Evaluation of Crystal Zenith Microtiter Plates for High-Throughput Formulation Screening

Abstract

Formulation screening for biotherapeutics can cover a vast array of excipients and stress conditions. These studies consume quantities of limited material and, with higher concentrated therapeutics, more material is needed. Here, we evaluate the use of crystal zenith (CZ) microtiter plates in conjunction with FluoroTec-coated butyl rubber mats as a small-volume, high-throughput system for formulation stability studies. The system was studied for evaporation, edge effects, and stability with comparisons to type 1 glass and CZ vials for multiple antibodies and formulations. Evaporation was minimal at 4°C and could be reduced at elevated temperatures using sealed, mylar bags. Edge effects were not observed until 12 weeks at 40°C. The overall stability ranking as measured by the rate of change in high molecular weight and percent main peak species was comparable across both vials and plates at 4°C and 40°C out to 12 weeks. Product quality attributes as measured by the multi-attribute method were also comparable across all containers for each molecule formulation. A potential difference was measured for subvisible particle analysis, with the plates measuring lower particle counts than the vials. Overall, CZ plates are a viable alternative to traditional vials for small-volume, high-throughput formulation stability screening studies.

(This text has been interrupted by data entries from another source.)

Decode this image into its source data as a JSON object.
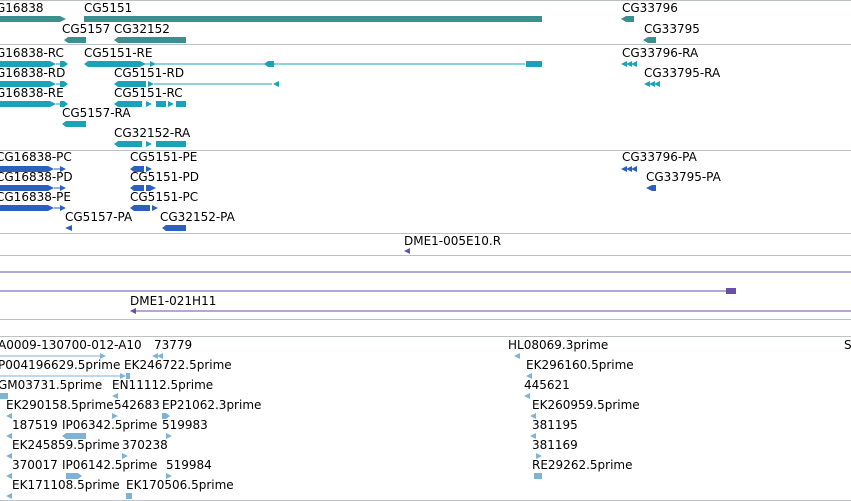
{
  "colors": {
    "gene": "#3a8f8f",
    "mrna": "#1aa3b8",
    "protein": "#2d5fbf",
    "probe": "#6a4fa8",
    "est": "#7fb3d5",
    "separator": "#b9c1c9"
  },
  "gene_track": {
    "labels": [
      "G16838",
      "CG5151",
      "CG5157",
      "CG32152",
      "CG33796",
      "CG33795"
    ]
  },
  "mrna_track": {
    "labels": [
      "G16838-RC",
      "CG5151-RE",
      "G16838-RD",
      "CG5151-RD",
      "G16838-RE",
      "CG5151-RC",
      "CG5157-RA",
      "CG32152-RA",
      "CG33796-RA",
      "CG33795-RA"
    ]
  },
  "protein_track": {
    "labels": [
      "CG16838-PC",
      "CG5151-PE",
      "CG16838-PD",
      "CG5151-PD",
      "CG16838-PE",
      "CG5151-PC",
      "CG5157-PA",
      "CG32152-PA",
      "CG33796-PA",
      "CG33795-PA"
    ]
  },
  "probe_track": {
    "labels": [
      "DME1-005E10.R",
      "DME1-021H11"
    ]
  },
  "est_track": {
    "labels": [
      "A0009-130700-012-A10",
      "73779",
      "P004196629.5prime",
      "EK246722.5prime",
      "GM03731.5prime",
      "EN11112.5prime",
      "EK290158.5prime",
      "542683",
      "EP21062.3prime",
      "187519",
      "IP06342.5prime",
      "519983",
      "EK245859.5prime",
      "370238",
      "370017",
      "IP06142.5prime",
      "519984",
      "EK171108.5prime",
      "EK170506.5prime",
      "HL08069.3prime",
      "EK296160.5prime",
      "445621",
      "EK260959.5prime",
      "381195",
      "381169",
      "RE29262.5prime",
      "S"
    ]
  }
}
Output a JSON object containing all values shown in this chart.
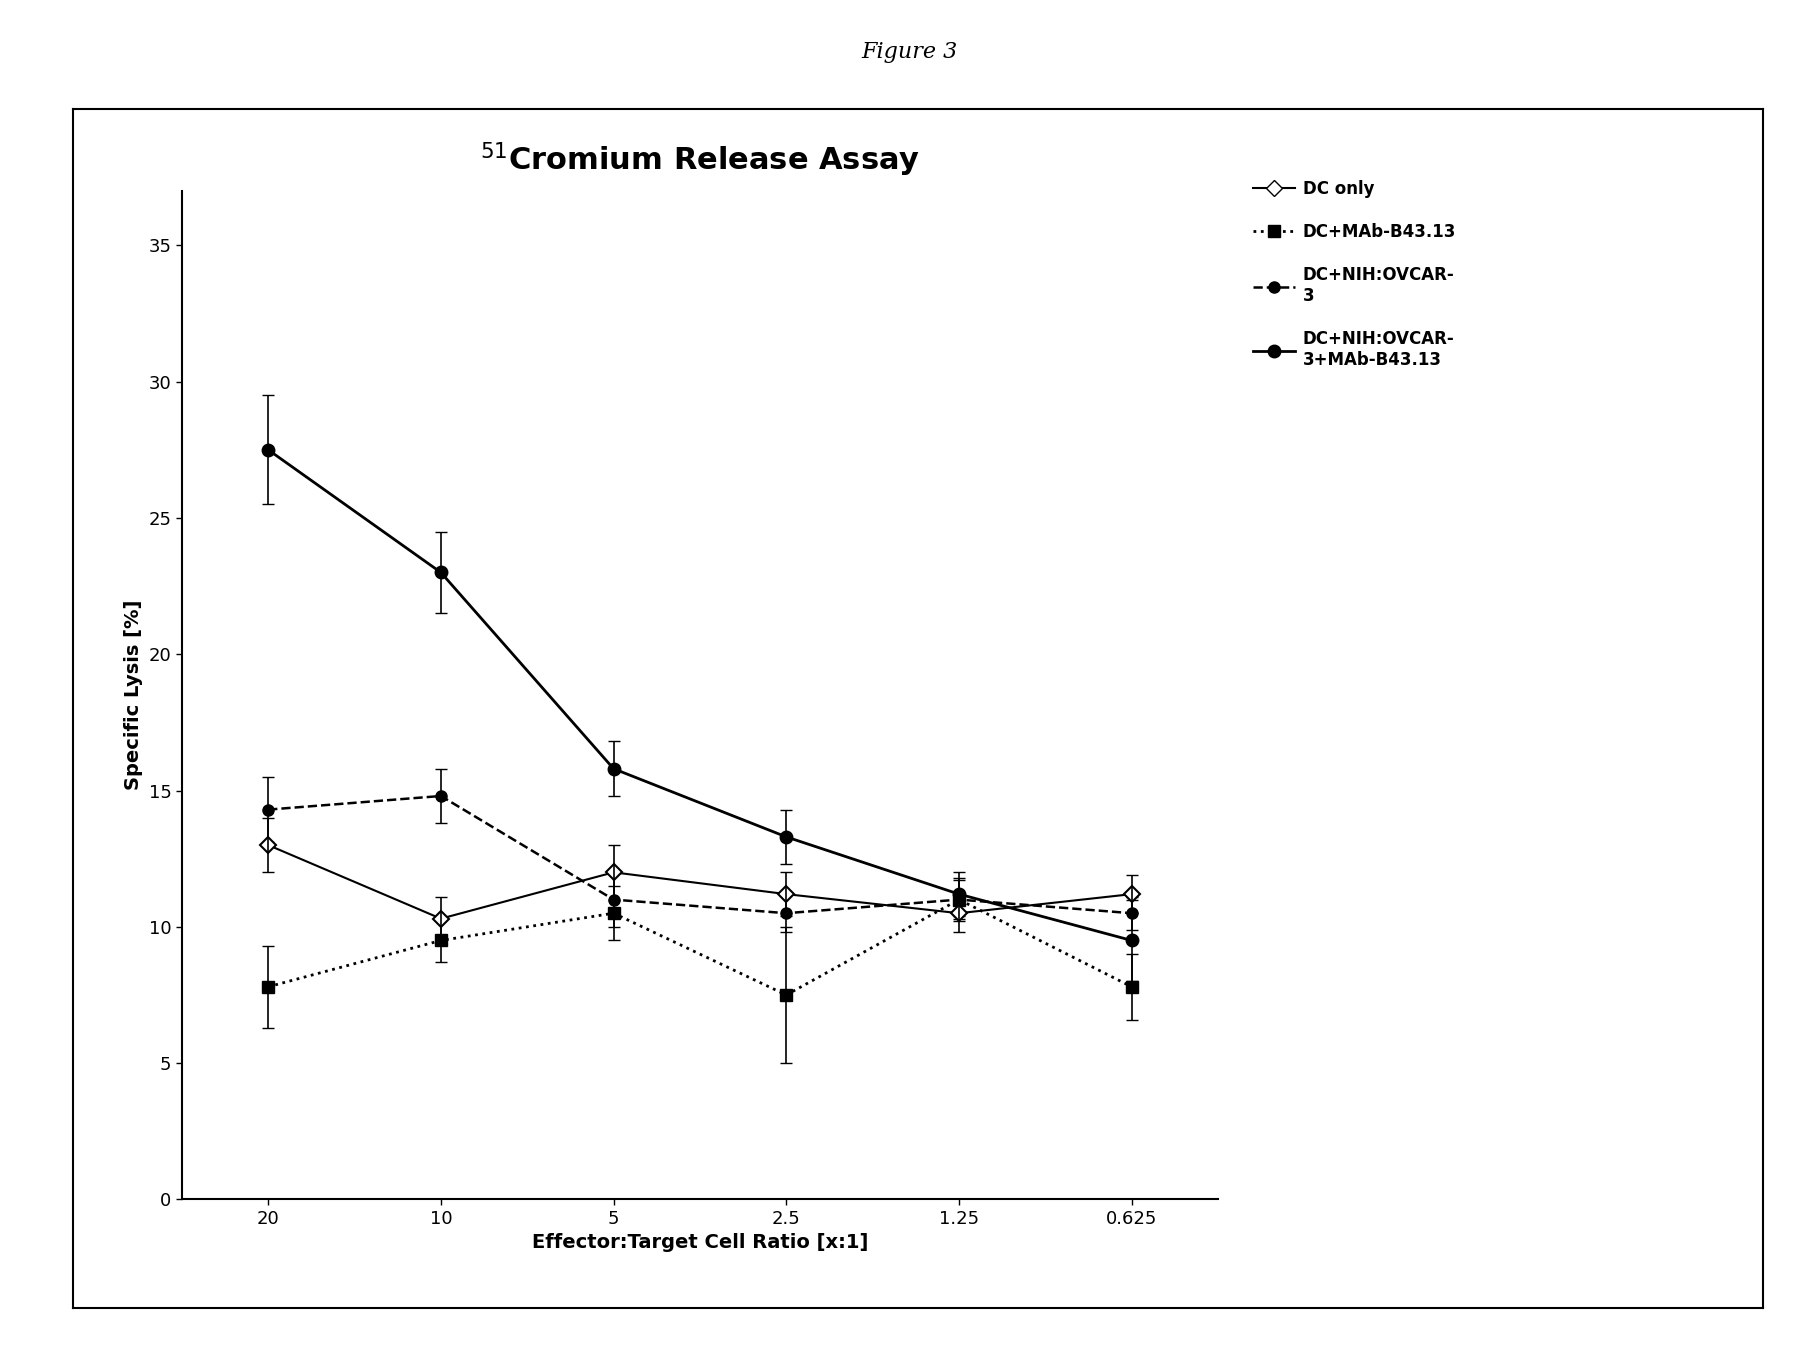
{
  "title": "$^{51}$Cromium Release Assay",
  "figure_title": "Figure 3",
  "xlabel": "Effector:Target Cell Ratio [x:1]",
  "ylabel": "Specific Lysis [%]",
  "x_values": [
    20,
    10,
    5,
    2.5,
    1.25,
    0.625
  ],
  "x_labels": [
    "20",
    "10",
    "5",
    "2.5",
    "1.25",
    "0.625"
  ],
  "ylim": [
    0,
    37
  ],
  "yticks": [
    0,
    5,
    10,
    15,
    20,
    25,
    30,
    35
  ],
  "series": {
    "DC_only": {
      "y": [
        13.0,
        10.3,
        12.0,
        11.2,
        10.5,
        11.2
      ],
      "yerr": [
        1.0,
        0.8,
        1.0,
        0.8,
        0.7,
        0.7
      ],
      "label": "DC only",
      "linestyle": "-",
      "marker": "D",
      "marker_fill": "white",
      "color": "#000000",
      "linewidth": 1.5,
      "markersize": 8
    },
    "DC_MAb": {
      "y": [
        7.8,
        9.5,
        10.5,
        7.5,
        11.0,
        7.8
      ],
      "yerr": [
        1.5,
        0.8,
        1.0,
        2.5,
        0.8,
        1.2
      ],
      "label": "DC+MAb-B43.13",
      "linestyle": ":",
      "marker": "s",
      "marker_fill": "black",
      "color": "#000000",
      "linewidth": 2.0,
      "markersize": 8
    },
    "DC_NIH_OVCAR": {
      "y": [
        14.3,
        14.8,
        11.0,
        10.5,
        11.0,
        10.5
      ],
      "yerr": [
        1.2,
        1.0,
        1.0,
        0.7,
        0.7,
        0.6
      ],
      "label": "DC+NIH:OVCAR-\n3",
      "linestyle": "--",
      "marker": "o",
      "marker_fill": "black",
      "color": "#000000",
      "linewidth": 1.8,
      "markersize": 8
    },
    "DC_NIH_OVCAR_MAb": {
      "y": [
        27.5,
        23.0,
        15.8,
        13.3,
        11.2,
        9.5
      ],
      "yerr": [
        2.0,
        1.5,
        1.0,
        1.0,
        0.8,
        1.5
      ],
      "label": "DC+NIH:OVCAR-\n3+MAb-B43.13",
      "linestyle": "-",
      "marker": "o",
      "marker_fill": "black",
      "color": "#000000",
      "linewidth": 2.0,
      "markersize": 9
    }
  },
  "background_color": "#ffffff",
  "plot_bg_color": "#ffffff",
  "legend_fontsize": 12,
  "title_fontsize": 22,
  "axis_label_fontsize": 14,
  "tick_fontsize": 13
}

Keywords: antibody(s); automation; developability screening; formulation; high throughput technology(s); protein(s); stability.

Figure 1

From left to right, an example of a CZ plate, a CZ vial, and a glass vial.

Figure 2

The percent volume remaining in a CZ plate after storage at 30°C for 6 weeks. The heavy black line surrounds the inner 60 wells.

Figure 3

Evaporation from CZ plates with and without a mylar bag seal at 30°C and 40°C. Volumes are based on the inner 60 wells. Due to high evaporative losses, plates without mylar bags were not measured at the 13-week time point and only the 30°C condition with the mylar bag was measured at 26 weeks *The 40°C condition was measured at 12 weeks, 30°C at 13 weeks.

Figure 4

Evaporation from CZ plates across multiple temperatures and storage lengths. The 30°C and 40°C plates used the mylar bag seal method and report only the inner 60 wells whereas the −70°C, −30°C, and 4°C temperatures do not use the mylar bag and report the percent volume remaining across all wells. *−70°C, 4°C, and 30°C were measured at 13 weeks, −30°C at 14 weeks, and 40°C at 12 weeks.

Figure 5

SEC results for the Fc-fusion protein across the inner 60 wells of a CZ plate in A52ProPl after (a) 4, (c) 8, and (e) 12 weeks and P62NaSuT after (b) 4, (d) 8, and (f) 12 weeks at 40°C. The color scale for (e) has been limited to 8%-12% to better show gradations.

Figure 6

The individual well results for percent main from rCE-SDS: (a), (c), and (e) are A52ProPl at 4, 8, and 12 weeks, respectively, whereas (b), (d), and (f) are P62NaSuT at 4, 8, and 12 weeks, respectively.

Figure 7

Rate of HMW formation in CZ plates, glass vials, and CZ vials over 12 weeks at (a) 4°C and (b) 40°C; n = 5 for the plate, and error bars are the standard error in HMW rate.

Figure 8

Rate of (a) HC or main, (b) MMW, and (c) LMW formation over 12 weeks at 40°C for CZ plates, glass vials, and CZ vials; n = 5 for the plate, and error bars are the standard error in rate.

Figure 9

Cumulative counts per mL greater than or equal to 2 μm particle diameter in (a) the CZ plate (n = 2), CZ vial (n = 3), and glass vial (n = 3) after 12 weeks on stability for the Fc-fusion protein formulated in P62ProT and P62ProPl and (b) the CZ plate, CZ vial, and glass vial for mAb 3 over 7 days at room temperature (n = 3).